The major sponsors of Scouting in the early 1970’s were the Catholic and Protestant Churches. Dr. Mortensen observed that Scouts belonging to units chartered to these organizations tended to remain in Scouting longer and advance further than did the Scouts in units sponsored by the Church of Jesus Christ of Latter-day Saints [LDS]. He turned his attention to finding out why.

Dr. Mortensen understood the basis for the close ties that exist between the Church of Jesus Christ of Latter-day Saints and the Boys Scouts of America. The Church’s Aaronic Priesthood/Young Men organization used Boy Scouting and Exploring as its “activity arm” in the United States. No other organization has adopted Scouting as the official program for its young men in the same way as the LDS Church.

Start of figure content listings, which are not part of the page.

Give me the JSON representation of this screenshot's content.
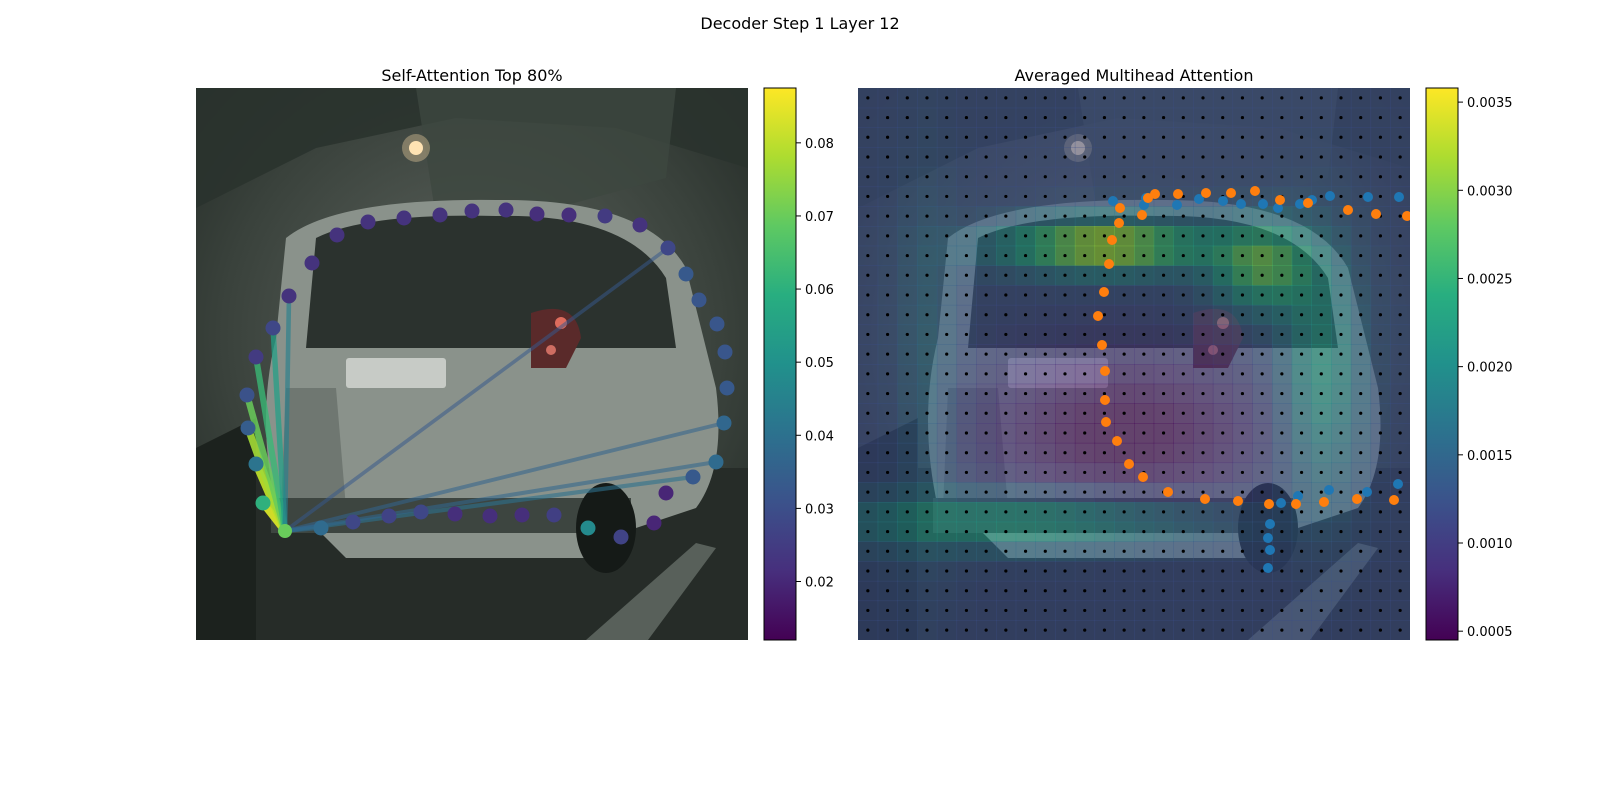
{
  "figure": {
    "suptitle": "Decoder Step 1 Layer 12"
  },
  "chart_data": [
    {
      "type": "scatter",
      "title": "Self-Attention Top 80%",
      "background": "street photo of silver hatchback car (rear view)",
      "colormap": "viridis",
      "colorbar": {
        "min": 0.012,
        "max": 0.0875,
        "ticks": [
          0.02,
          0.03,
          0.04,
          0.05,
          0.06,
          0.07,
          0.08
        ]
      },
      "query_point": {
        "x": 89,
        "y": 443,
        "value": 0.07
      },
      "polygon_points": [
        [
          89,
          443,
          0.07
        ],
        [
          125,
          440,
          0.038
        ],
        [
          157,
          434,
          0.028
        ],
        [
          193,
          428,
          0.027
        ],
        [
          225,
          424,
          0.028
        ],
        [
          259,
          426,
          0.022
        ],
        [
          294,
          428,
          0.022
        ],
        [
          326,
          427,
          0.022
        ],
        [
          358,
          427,
          0.026
        ],
        [
          392,
          440,
          0.048
        ],
        [
          425,
          449,
          0.027
        ],
        [
          458,
          435,
          0.02
        ],
        [
          470,
          405,
          0.02
        ],
        [
          497,
          389,
          0.033
        ],
        [
          520,
          374,
          0.038
        ],
        [
          528,
          335,
          0.037
        ],
        [
          531,
          300,
          0.033
        ],
        [
          529,
          264,
          0.032
        ],
        [
          521,
          236,
          0.032
        ],
        [
          503,
          212,
          0.032
        ],
        [
          490,
          186,
          0.033
        ],
        [
          472,
          160,
          0.028
        ],
        [
          444,
          137,
          0.023
        ],
        [
          409,
          128,
          0.025
        ],
        [
          373,
          127,
          0.022
        ],
        [
          341,
          126,
          0.022
        ],
        [
          310,
          122,
          0.023
        ],
        [
          276,
          123,
          0.023
        ],
        [
          244,
          127,
          0.023
        ],
        [
          208,
          130,
          0.023
        ],
        [
          172,
          134,
          0.023
        ],
        [
          141,
          147,
          0.023
        ],
        [
          116,
          175,
          0.023
        ],
        [
          93,
          208,
          0.023
        ],
        [
          77,
          240,
          0.028
        ],
        [
          60,
          269,
          0.025
        ],
        [
          51,
          307,
          0.031
        ],
        [
          52,
          340,
          0.034
        ],
        [
          60,
          376,
          0.041
        ],
        [
          67,
          415,
          0.06
        ]
      ],
      "attention_lines": [
        [
          0,
          39,
          0.083
        ],
        [
          0,
          38,
          0.08
        ],
        [
          0,
          37,
          0.077
        ],
        [
          0,
          36,
          0.07
        ],
        [
          0,
          35,
          0.063
        ],
        [
          0,
          34,
          0.055
        ],
        [
          0,
          33,
          0.045
        ],
        [
          0,
          13,
          0.04
        ],
        [
          0,
          14,
          0.037
        ],
        [
          0,
          15,
          0.036
        ],
        [
          0,
          21,
          0.033
        ],
        [
          0,
          1,
          0.038
        ]
      ]
    },
    {
      "type": "heatmap",
      "title": "Averaged Multihead Attention",
      "background": "street photo of silver hatchback car (rear view)",
      "colormap": "viridis",
      "colorbar": {
        "min": 0.00045,
        "max": 0.00358,
        "ticks": [
          0.0005,
          0.001,
          0.0015,
          0.002,
          0.0025,
          0.003,
          0.0035
        ]
      },
      "grid": {
        "rows": 28,
        "cols": 28
      },
      "series": [
        {
          "color": "#1f77b4",
          "points": [
            [
              288,
              110
            ],
            [
              255,
              113
            ],
            [
              286,
              117
            ],
            [
              319,
              117
            ],
            [
              341,
              111
            ],
            [
              365,
              113
            ],
            [
              383,
              116
            ],
            [
              405,
              116
            ],
            [
              420,
              120
            ],
            [
              442,
              116
            ],
            [
              454,
              112
            ],
            [
              472,
              108
            ],
            [
              510,
              109
            ],
            [
              541,
              109
            ],
            [
              574,
              113
            ],
            [
              596,
              113
            ],
            [
              624,
              113
            ],
            [
              649,
              109
            ],
            [
              672,
              107
            ],
            [
              704,
              102
            ],
            [
              732,
              99
            ],
            [
              759,
              101
            ],
            [
              797,
              106
            ],
            [
              819,
              106
            ],
            [
              848,
              105
            ],
            [
              867,
              99
            ],
            [
              884,
              91
            ],
            [
              907,
              99
            ],
            [
              908,
              127
            ],
            [
              911,
              149
            ],
            [
              916,
              187
            ],
            [
              924,
              214
            ],
            [
              942,
              224
            ],
            [
              931,
              251
            ],
            [
              918,
              276
            ],
            [
              895,
              296
            ],
            [
              902,
              318
            ],
            [
              893,
              340
            ],
            [
              891,
              362
            ],
            [
              873,
              367
            ],
            [
              839,
              387
            ],
            [
              816,
              399
            ],
            [
              800,
              403
            ],
            [
              768,
              400
            ],
            [
              732,
              400
            ],
            [
              701,
              396
            ],
            [
              670,
              394
            ],
            [
              640,
              396
            ],
            [
              608,
              396
            ],
            [
              574,
              397
            ],
            [
              540,
              396
            ],
            [
              509,
              404
            ],
            [
              471,
              402
            ],
            [
              440,
              408
            ],
            [
              423,
              415
            ],
            [
              412,
              436
            ],
            [
              410,
              450
            ],
            [
              412,
              462
            ],
            [
              410,
              480
            ]
          ]
        },
        {
          "color": "#ff7f0e",
          "points": [
            [
              284,
              127
            ],
            [
              261,
              135
            ],
            [
              254,
              152
            ],
            [
              251,
              176
            ],
            [
              246,
              204
            ],
            [
              240,
              228
            ],
            [
              244,
              257
            ],
            [
              247,
              283
            ],
            [
              247,
              312
            ],
            [
              248,
              334
            ],
            [
              259,
              353
            ],
            [
              271,
              376
            ],
            [
              285,
              389
            ],
            [
              310,
              404
            ],
            [
              347,
              411
            ],
            [
              380,
              413
            ],
            [
              411,
              416
            ],
            [
              438,
              416
            ],
            [
              466,
              414
            ],
            [
              499,
              411
            ],
            [
              536,
              412
            ],
            [
              570,
              408
            ],
            [
              600,
              406
            ],
            [
              631,
              401
            ],
            [
              664,
              402
            ],
            [
              700,
              402
            ],
            [
              731,
              407
            ],
            [
              766,
              413
            ],
            [
              804,
              417
            ],
            [
              842,
              418
            ],
            [
              869,
              409
            ],
            [
              880,
              387
            ],
            [
              882,
              361
            ],
            [
              888,
              344
            ],
            [
              884,
              318
            ],
            [
              875,
              301
            ],
            [
              867,
              281
            ],
            [
              847,
              260
            ],
            [
              818,
              242
            ],
            [
              795,
              220
            ],
            [
              775,
              202
            ],
            [
              756,
              186
            ],
            [
              726,
              174
            ],
            [
              706,
              160
            ],
            [
              672,
              150
            ],
            [
              643,
              142
            ],
            [
              611,
              136
            ],
            [
              579,
              133
            ],
            [
              549,
              128
            ],
            [
              518,
              126
            ],
            [
              490,
              122
            ],
            [
              450,
              115
            ],
            [
              422,
              112
            ],
            [
              397,
              103
            ],
            [
              373,
              105
            ],
            [
              348,
              105
            ],
            [
              320,
              106
            ],
            [
              297,
              106
            ],
            [
              262,
              120
            ],
            [
              290,
              110
            ]
          ]
        }
      ]
    }
  ]
}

The concept of Priesthood, its quorums, and youth leadership are an essential part of a young men’s development in the LDS Church. Young men in the LDS Church become eligible to receive the Aaronic Priesthood when they reach the age of 12. After they successfully complete a personal worthiness interview with the Bishop, they are presented to the Ward [local congregation], whereupon the Aaronic Priesthood is conferred upon them.

There are three basic offices within the Aaronic Priesthood: Deacon, Teacher and Priest. Each office is associated with a specific age group. Customarily, Deacons are 12- and 13-year-olds, Teachers are 14- and 15-year-olds, and Priests are 16- and 17-year-olds. Each of the young men in the Ward holding the same office is organized into distinctly separate groups called “quorums”. Each quorum is led by three of its members who have been “called” to preside.

Dr. Mortensen saw that boys were being lost to Scouting around the age of 14. While this was not unusual, he saw that the young man’s Aaronic Priesthood experience was having an effect on his participation in Scouting. The two available Scouting programs, Boy Scouting and Exploring, did not align effectively with the Aaronic Priesthood’s three quorums. This mismatch in organizational structure combined with a predisposition that exists throughout Scouting for boys to leave Scouting about the age of 14. The answer seemed obvious: a third program for 14- and 15-year-old young men had to be created.